GUSD cryptocurrency exchange, founded by the Winklevoss brothers, announced on Monday that it has launched a stable currency based on the ERC-20 standard.
According to the white paper, the value of the “Gemini Dollar” (GUSD) stable currency will be “linked to the US dollar in strict accordance with the ratio of 1:1”.
Of course, there are many stable currencies linked to the US dollar, such as Tether (USDT) and Dai (DAI), some based on reserves, and others are algorithmic.
The technical specifications of GUSD are an important factor in improving trust. Below we will delve into the white paper on this stable currency.
Issue and redeem GUSD
People can view the GUSD and its liquidity in the Ethereum blockchain. Moreover, an independent accounting firm will conduct a regular full audit of the Gemini Trust to ensure that the tokens have dollar support.
The Ethereum blockchain will verify the total supply of tokens, while third-party audit firms will verify the number of tokens based on the audit method.
Whenever a customer withdraws a certified dollar from the Gemini exchange, a GUSD is created on the blockchain. When a user deposits a currency into the Gemini exchange, the GUSD is destroyed or “exchanged”.
The removed GUSD can be sent to any Ethereum address and stored there as part of the ERC-20 protocol. Gemini tokens retain all the features in the ERC-20 protocol (smart contract).
Smart contracts as governance, logic, and ledger
As stated in the white paper, Gemini wants to maintain strict control over tokens so they can perform any upgrades. Gemini hopes 1. Resolve vulnerabilities; 2. Extend the system with new features; 3. Improve the system and optimize operational efficiency; 4. In response to security incidents (ie catastrophic events), or if the court or other government agency requires it to comply with the law To suspend, prevent or reverse the transfer of tokens when performing an obligation or completing a liability.
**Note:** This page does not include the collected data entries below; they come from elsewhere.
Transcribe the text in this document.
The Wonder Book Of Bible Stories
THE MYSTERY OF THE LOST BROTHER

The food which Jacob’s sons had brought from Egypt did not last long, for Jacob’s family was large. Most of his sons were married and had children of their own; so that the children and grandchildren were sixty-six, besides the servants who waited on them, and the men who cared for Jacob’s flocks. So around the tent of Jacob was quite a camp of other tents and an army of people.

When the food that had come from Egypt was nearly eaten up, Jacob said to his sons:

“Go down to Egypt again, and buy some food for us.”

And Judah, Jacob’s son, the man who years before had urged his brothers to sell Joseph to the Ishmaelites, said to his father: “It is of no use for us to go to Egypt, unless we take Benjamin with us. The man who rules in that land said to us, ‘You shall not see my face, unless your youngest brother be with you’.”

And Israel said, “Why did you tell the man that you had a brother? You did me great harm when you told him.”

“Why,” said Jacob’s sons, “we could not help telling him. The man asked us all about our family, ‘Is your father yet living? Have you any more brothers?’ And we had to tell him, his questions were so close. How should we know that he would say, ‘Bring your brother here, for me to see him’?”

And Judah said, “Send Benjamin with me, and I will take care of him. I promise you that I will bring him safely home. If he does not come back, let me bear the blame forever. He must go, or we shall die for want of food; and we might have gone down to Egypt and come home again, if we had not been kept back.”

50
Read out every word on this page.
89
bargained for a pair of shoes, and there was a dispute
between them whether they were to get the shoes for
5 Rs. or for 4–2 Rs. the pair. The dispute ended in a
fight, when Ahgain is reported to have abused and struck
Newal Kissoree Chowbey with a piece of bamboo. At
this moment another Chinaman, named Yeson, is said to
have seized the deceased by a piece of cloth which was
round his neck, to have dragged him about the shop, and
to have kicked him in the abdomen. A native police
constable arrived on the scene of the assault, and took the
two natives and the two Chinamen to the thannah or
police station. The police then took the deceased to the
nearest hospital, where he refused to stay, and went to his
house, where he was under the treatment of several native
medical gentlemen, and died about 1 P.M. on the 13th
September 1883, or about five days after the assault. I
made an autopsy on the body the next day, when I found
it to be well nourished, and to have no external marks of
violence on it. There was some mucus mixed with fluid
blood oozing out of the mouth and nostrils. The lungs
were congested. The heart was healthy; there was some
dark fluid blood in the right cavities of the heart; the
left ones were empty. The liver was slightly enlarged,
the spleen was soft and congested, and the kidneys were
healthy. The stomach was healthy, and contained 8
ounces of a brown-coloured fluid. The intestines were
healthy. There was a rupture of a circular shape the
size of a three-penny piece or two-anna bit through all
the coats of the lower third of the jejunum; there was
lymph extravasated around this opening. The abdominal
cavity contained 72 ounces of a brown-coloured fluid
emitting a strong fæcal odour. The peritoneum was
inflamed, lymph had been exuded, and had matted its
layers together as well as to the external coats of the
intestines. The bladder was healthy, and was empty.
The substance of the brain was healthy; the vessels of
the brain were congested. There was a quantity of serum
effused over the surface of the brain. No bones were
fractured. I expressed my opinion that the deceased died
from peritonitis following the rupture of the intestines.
They do this by setting up smart contracts that perform different functions. The Proxy layer controls the permissions to create and transfer tokens. As a hypothesis, if there is a security incident, this proxy layer supports a simpler mechanism to stop token transactions and issues. The agent acts as a management layer for managing people and things on the blockchain and executing the smart contract logic contained in the lmpl layer.
The middle layer, called “Impl” (probably an abbreviation for “implementation”), contains the data and logic of a smart contract, whether it’s creating new tokens or transferring them under certain conditions. The Impl layer has smart contract functionality similar to most ERC-20 tokens. However, the idea here is that the function of a smart contract can only work if the agent grants execute permission.
The final smart contract layer is the actual ledger, called “Store.” This layer assigns the token owner to their balance as an “external eternal Gemini dollar ledger.” This is where the public can view the GUSD transaction ledger.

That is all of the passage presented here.